I clarified the post to make it clear it was ticketed, just “lost” somewhere between Delta and Aeromexico. Delta is looking into it.

Mike January 23, 2020 - 11:53 am

Lucky you had credit and were traveling solo. This would’ve been a huge problem for a larger group without the financial means that scaled as well. Still keep us posed. Am interested to hear if you keep your 5000 MR and Delta cuts you a check.

Any idea if there was even a slim chance of having this worked out at all if you had arrived at the airport earlier? or was everything sounding pretty hopeless even if you arrived with more time for the agents to try and fix?

Kevin January 23, 2020 - 9:04 pm

I had a similar situation about 10 years ago on a United/Spanair itinerary from IAD to Barcelona.

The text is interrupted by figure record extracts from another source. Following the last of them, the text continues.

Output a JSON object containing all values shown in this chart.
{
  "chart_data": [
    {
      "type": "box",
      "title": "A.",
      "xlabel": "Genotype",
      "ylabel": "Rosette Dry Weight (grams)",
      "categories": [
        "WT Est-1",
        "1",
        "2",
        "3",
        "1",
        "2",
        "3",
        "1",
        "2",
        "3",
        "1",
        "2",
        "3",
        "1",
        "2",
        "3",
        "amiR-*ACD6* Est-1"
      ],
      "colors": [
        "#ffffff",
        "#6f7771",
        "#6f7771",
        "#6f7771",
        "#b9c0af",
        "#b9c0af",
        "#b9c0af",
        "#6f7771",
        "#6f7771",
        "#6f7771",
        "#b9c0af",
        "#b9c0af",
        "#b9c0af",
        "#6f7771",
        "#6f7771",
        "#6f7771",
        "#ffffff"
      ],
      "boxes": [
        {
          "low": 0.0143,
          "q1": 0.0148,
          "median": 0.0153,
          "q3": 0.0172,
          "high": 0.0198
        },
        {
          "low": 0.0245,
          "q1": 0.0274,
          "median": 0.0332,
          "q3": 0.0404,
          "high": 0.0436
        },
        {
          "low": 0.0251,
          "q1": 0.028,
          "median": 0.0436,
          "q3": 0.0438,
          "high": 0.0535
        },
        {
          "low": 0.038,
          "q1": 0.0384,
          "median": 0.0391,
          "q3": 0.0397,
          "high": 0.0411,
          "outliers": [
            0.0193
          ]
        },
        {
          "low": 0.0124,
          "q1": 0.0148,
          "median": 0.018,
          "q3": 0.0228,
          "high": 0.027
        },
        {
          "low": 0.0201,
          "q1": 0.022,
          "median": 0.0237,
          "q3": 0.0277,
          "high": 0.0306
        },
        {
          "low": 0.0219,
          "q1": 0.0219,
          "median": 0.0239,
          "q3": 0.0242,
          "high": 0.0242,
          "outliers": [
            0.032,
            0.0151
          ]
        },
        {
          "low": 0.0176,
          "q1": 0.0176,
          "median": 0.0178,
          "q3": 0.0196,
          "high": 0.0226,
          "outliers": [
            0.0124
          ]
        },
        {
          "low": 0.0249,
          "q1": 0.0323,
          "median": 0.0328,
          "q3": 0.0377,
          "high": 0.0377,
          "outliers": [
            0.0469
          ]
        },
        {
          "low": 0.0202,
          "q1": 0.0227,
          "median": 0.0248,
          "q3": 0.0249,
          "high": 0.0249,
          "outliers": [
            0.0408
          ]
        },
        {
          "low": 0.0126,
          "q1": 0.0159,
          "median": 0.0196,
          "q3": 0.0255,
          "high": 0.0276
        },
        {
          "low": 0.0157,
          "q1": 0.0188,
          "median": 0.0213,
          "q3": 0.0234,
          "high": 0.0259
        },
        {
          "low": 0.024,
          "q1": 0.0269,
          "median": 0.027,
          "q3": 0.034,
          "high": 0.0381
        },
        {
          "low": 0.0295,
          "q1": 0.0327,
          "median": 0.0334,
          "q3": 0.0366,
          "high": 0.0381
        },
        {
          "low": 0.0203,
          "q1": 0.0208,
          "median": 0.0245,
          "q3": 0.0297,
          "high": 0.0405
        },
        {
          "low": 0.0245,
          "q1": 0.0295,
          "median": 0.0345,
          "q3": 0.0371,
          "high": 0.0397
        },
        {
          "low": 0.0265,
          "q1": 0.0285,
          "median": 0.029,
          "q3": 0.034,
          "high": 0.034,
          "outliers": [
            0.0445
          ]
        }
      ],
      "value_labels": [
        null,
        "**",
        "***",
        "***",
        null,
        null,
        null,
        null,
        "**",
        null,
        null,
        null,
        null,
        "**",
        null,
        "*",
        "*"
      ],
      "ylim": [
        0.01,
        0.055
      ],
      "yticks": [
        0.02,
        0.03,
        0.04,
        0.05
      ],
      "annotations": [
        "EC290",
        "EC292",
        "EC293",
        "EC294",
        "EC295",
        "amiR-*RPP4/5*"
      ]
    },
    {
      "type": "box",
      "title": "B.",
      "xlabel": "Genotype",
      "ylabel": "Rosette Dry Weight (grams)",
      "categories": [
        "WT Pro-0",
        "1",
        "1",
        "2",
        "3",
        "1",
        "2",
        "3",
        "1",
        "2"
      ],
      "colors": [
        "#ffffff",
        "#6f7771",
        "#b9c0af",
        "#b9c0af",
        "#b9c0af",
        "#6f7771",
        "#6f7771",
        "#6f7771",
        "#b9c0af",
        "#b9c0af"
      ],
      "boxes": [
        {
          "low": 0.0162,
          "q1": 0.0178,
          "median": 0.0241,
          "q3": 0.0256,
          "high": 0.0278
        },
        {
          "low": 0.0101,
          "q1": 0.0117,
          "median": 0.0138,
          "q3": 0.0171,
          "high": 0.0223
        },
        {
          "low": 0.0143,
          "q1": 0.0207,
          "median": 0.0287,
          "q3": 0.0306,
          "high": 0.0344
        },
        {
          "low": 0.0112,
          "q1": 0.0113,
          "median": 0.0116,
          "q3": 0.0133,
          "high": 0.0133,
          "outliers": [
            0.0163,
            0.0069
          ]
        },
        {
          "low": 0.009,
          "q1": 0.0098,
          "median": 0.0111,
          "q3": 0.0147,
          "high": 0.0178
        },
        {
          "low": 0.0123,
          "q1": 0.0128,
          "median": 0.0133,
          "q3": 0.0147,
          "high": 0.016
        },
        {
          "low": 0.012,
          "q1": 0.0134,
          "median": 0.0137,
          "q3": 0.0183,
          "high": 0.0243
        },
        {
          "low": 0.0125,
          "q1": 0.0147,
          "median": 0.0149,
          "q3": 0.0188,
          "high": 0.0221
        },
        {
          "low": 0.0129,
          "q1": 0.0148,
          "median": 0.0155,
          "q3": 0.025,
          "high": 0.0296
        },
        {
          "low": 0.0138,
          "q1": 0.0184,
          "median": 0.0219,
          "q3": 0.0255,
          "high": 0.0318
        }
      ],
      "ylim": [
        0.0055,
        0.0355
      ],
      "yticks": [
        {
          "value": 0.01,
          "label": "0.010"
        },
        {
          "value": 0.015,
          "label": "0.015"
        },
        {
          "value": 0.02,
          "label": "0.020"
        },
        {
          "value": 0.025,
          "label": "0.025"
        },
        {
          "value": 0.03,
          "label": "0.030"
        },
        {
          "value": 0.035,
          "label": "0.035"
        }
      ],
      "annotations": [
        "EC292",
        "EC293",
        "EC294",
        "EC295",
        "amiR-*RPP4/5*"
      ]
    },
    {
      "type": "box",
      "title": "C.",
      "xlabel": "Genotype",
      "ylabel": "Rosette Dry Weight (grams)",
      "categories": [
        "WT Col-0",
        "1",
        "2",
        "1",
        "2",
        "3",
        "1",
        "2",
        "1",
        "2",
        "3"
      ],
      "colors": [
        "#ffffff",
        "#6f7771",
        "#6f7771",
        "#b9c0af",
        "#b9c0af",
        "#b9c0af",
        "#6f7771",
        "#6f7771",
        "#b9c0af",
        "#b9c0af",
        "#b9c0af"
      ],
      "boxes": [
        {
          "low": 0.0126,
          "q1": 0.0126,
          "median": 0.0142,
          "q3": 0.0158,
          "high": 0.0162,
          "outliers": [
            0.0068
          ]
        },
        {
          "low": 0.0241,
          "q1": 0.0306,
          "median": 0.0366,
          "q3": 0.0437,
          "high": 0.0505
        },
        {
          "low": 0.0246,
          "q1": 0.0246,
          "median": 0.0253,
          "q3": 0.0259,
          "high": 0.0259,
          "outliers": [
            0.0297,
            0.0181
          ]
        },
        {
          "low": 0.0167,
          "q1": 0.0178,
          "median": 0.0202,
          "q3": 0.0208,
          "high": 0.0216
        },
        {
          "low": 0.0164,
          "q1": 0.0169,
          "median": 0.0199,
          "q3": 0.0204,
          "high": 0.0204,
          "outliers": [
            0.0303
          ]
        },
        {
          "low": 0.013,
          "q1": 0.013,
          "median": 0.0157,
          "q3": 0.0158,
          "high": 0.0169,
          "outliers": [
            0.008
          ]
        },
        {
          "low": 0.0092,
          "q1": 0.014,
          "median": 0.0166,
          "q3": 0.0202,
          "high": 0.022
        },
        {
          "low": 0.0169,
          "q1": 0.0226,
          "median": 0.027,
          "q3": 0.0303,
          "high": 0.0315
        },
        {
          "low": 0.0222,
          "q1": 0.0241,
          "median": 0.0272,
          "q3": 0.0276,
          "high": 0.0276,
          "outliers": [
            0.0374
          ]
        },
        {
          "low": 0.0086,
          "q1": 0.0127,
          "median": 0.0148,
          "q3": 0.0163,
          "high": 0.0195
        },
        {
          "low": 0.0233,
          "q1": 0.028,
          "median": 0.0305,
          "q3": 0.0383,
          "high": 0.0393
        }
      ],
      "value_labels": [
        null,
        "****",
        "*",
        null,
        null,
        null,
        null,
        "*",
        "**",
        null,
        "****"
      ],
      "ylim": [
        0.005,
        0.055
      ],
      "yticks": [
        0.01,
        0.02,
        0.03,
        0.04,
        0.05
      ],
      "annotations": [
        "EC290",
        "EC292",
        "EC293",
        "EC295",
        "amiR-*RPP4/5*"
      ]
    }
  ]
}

Upon checking in online with United I got a United boarding pass for the leg from IAD to Madrid but could not get a boarding pass for the Spanair flight from Madrid to Barcelona. I called United and they directed me to call Spanair. Spanair told me to call United. Even when I arrived at IAD the United agent told me to check in with the Spanair counter when I arrive in Madrid. I knew this was headed for trouble. Luckily I had printed out my itinerary because Spanair had no record of my ticket when I arrived in Madrid. I showed them my printed itinerary which eventually about 10 Spanair staff members stood around looking at and discussing in Spanish. I had no idea what was going on. Eventually they HAND WROTE me a boarding pass and let me board the flight which thankfully had room for me.

Sean January 24, 2020 - 4:52 am

The Delta/Aeromexico alliance is absolutely shambolic. I see the main issue as being antiquated IT systems that have been poorly integrated, backed up by customer service staff who are not well trained and just don’t seem to care (mainly on Aeromexico’s side but also Delta is pretty abysmal).

I’m a Delta Diamond on a long term work assignment in Mexico City but I’ve decided this year to do everything possible to avoid Aeromexico and this terrible partnership/alliance. Let’s hope United is better organised.